Thursday, March 24, 2011

The Rain.

The rain always reminds me of Napa, California. The last year that I lived in Napa as a kid was during the flood of '86. It was a pretty crazy flood and I remember witnessing none of it. But I do remember the sound and the smell of rain. It reminds me of being small and not afraid, not safe but unaware of how unsafe I was. You always think that your life is the standard that most people's lives are modeled after until you begin to witness firsthand that it isn't so. So for a few years, until I went to Headstart and then kindergarten I lived a normal life. It may not be anyone else' version of normal, but until I knew better it was mine. And so I was happy.

The sound of rain makes me nostalgic for that feeling. Of my mother singing to us, of sneaking into the neighbor's backyard to play with their puppies, or camping in our backyard in a tent with a flashlight and a tube of cookie dough with my sisters. Being in the country visiting my grandparents and getting a foxtail stuck in my ear. I think they had to take me to a vet get it out. Climbing a tree in the backyard only to realize that I was afraid of heights. I was so afraid that all I could do was stay still until my grandma climbed up to get me out. She refused to ever babysit me again, poor lady. There are so many tiny memory clips that run through my mind, of grilled cheese  sandwiches we got up early and made so we could give our parents breakfast in bed. Eating peach Quaker Oatmeal and mimicking the commercial saying "Peachy Keen!" as I grinned like I thought the actress did.

There is SO much there that I played over and over again in the years after I was separated from them for good. I hung on to these memories so I would never be alone because I knew at one time someone loved me like that and one day we would be together again. The scene with the song 'Somewhere Out There' from "An American Tale" was a song I loved because it was so similar to how I felt with my memories. The scene from "Dumbo" when the mother cradled Dumbo in her trunk through the bars of her cell as she sang to him always made me ache because I knew what that situation felt like. I felt like I lived in a strange limbo after I was with my adoptive mother. I had a new family but I had a heart full of the family I felt like I had been stolen from. There was a lot of frustration in the relationship with my adopted mother stemming from the loyalties I had for my biological family. She was supportive of my love for them at first but I think she had the expectation that it would fade. And it didn't.

I can see now how it must have been painful for her to compete with the memory of a woman that couldn't take care of me, didn't protect me. But even now as I picture my biological mom with short, curly brown hair and a face that looks so much like mine it makes me long for her. Not her now, but what she was then. My safe place. When I was a teenager and life continued to get more and more complicated I would close my eyes and imagine I was small and in her arms. I would drink Sleepy Time tea because she used to give that to us a bedtime. The smell of that tea makes me feel a fragile kind of peacefulness.

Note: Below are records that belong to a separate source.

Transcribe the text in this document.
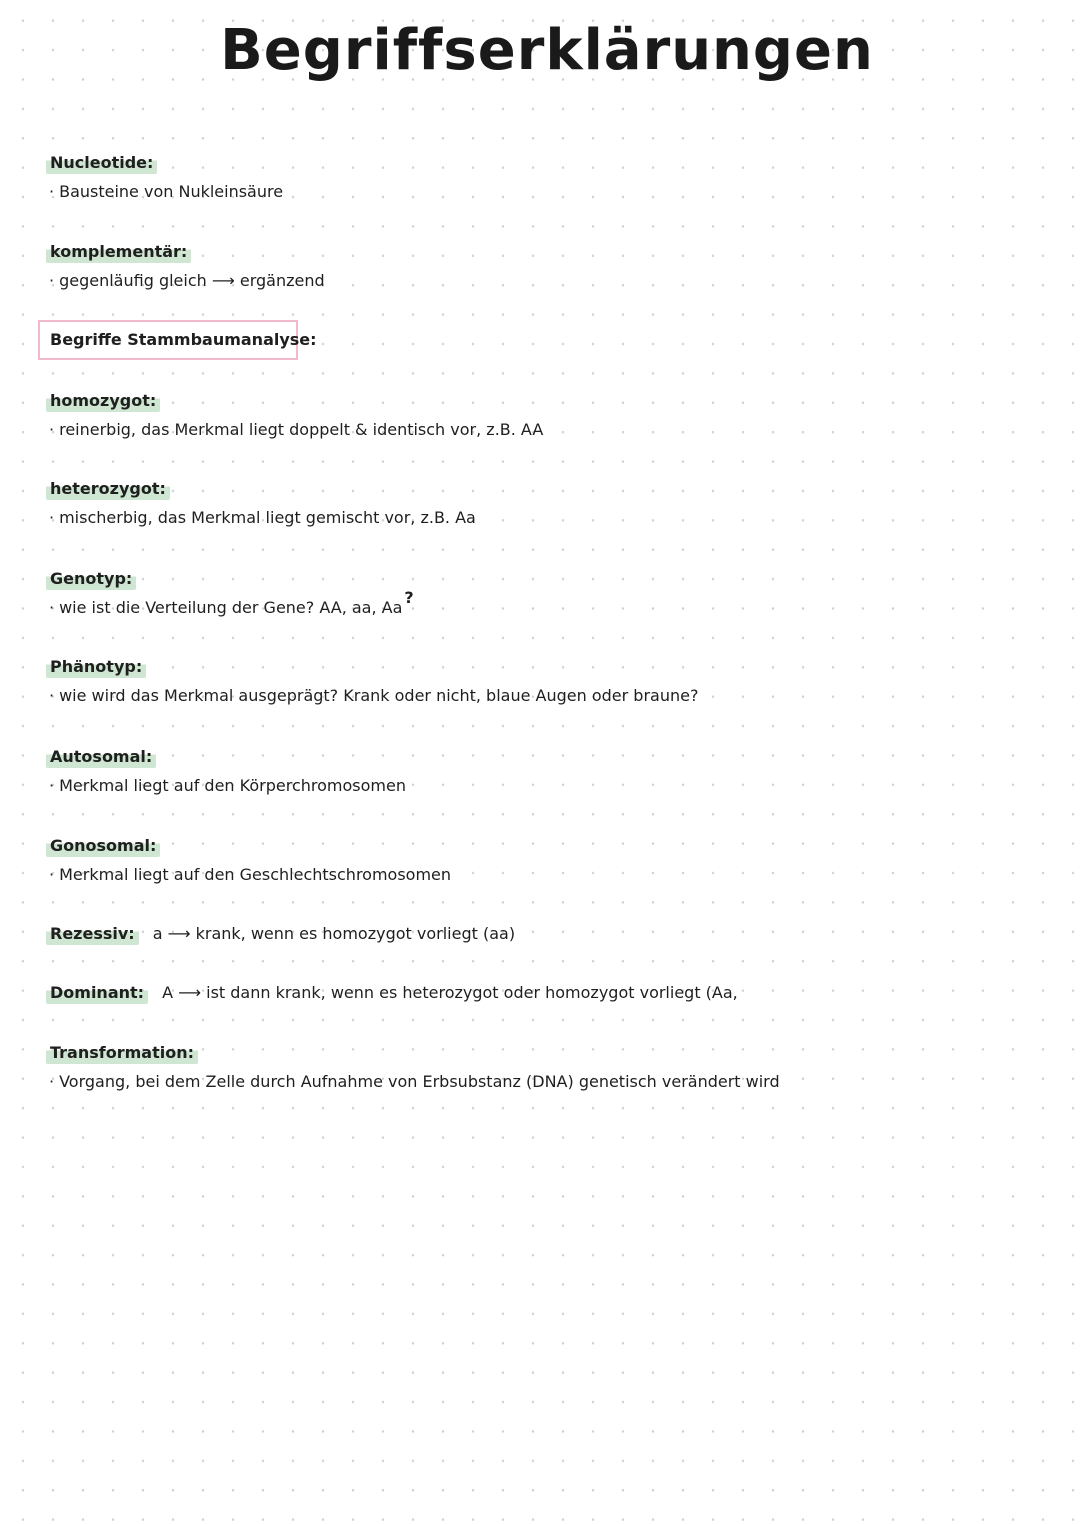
Begriffserklärungen
Nucleotide:
· Bausteine von Nukleinsäure
komplementär:
· gegenläufig gleich ⟶ ergänzend
Begriffe Stammbaumanalyse:
homozygot:
· reinerbig, das Merkmal liegt doppelt & identisch vor, z.B. AA
heterozygot:
· mischerbig, das Merkmal liegt gemischt vor, z.B. Aa
Genotyp:
· wie ist die Verteilung der Gene? AA, aa, Aa?
Phänotyp:
· wie wird das Merkmal ausgeprägt? Krank oder nicht, blaue Augen oder braune?
Autosomal:
· Merkmal liegt auf den Körperchromosomen
Gonosomal:
· Merkmal liegt auf den Geschlechtschromosomen
Rezessiv: a ⟶ krank, wenn es homozygot vorliegt (aa)
Dominant: A ⟶ ist dann krank, wenn es heterozygot oder homozygot vorliegt (Aa,
Transformation:
· Vorgang, bei dem Zelle durch Aufnahme von Erbsubstanz (DNA) genetisch verändert wird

The last time I saw V (biological mom) was right before we moved to Ellensburg when I was 13. We met at Chuck E. Cheese. My 16 year old sister Heather and her were saying goodbye to me. Heather was 3 months pregnant with my nephew Dylan and she was excited. It was surreal, I didn't really know them, they had become almost god-like to me in the 7 years since I had been placed with my adoptive mom. Her hair had turned gray and I felt that same craving for them but barely recognized them. And then it was goodbye for the next 5 years.

I think missing them only became worse, only got stronger. As the life with my mom went downhill I idealized their memories even more. It was a means to survive, a reason to have hope and keep pushing because I knew that as soon as I was 18 I would return to my 'real' life and they would be there with open arms awaiting for their prodigal daughter to return home. So I wrote. For years and years I filled notebooks with poems and then songs. Everything came out of me and on paper it became something tangible and real to keep me company. I sang. I found that when I felt trapped in a situation I could sing or close my eyes and 'play' music in my head. Words and music became an insulation for me against the world. I knew from the first time I remember singing in kindergarten thinking that this was it, this was what I was going to do with my life. I was going to be a singer. And through the rest of my life growing up that was what I worked towards. Writing songs, performing in talent shows and choirs. I think that was the only thing that got me though all of those years.

It was a shock to me the first time I realized that it might not happen. My whole life was based on this dream and it hit me when I was strung out, thinking I was going to be a junky for the rest of my life. It was such a radical concept to me that it actually took the air out my lungs. I don't know when I laid it to rest completely, got over the fact that that dream wasn't one that I was going to live out but at some point I did. Now when I think about it, it's with a kind of disconnect and really no feeling of loss. It really did get me through most of my childhood and in to adulthood. I'd say that it was a very well lived dream based on that alone.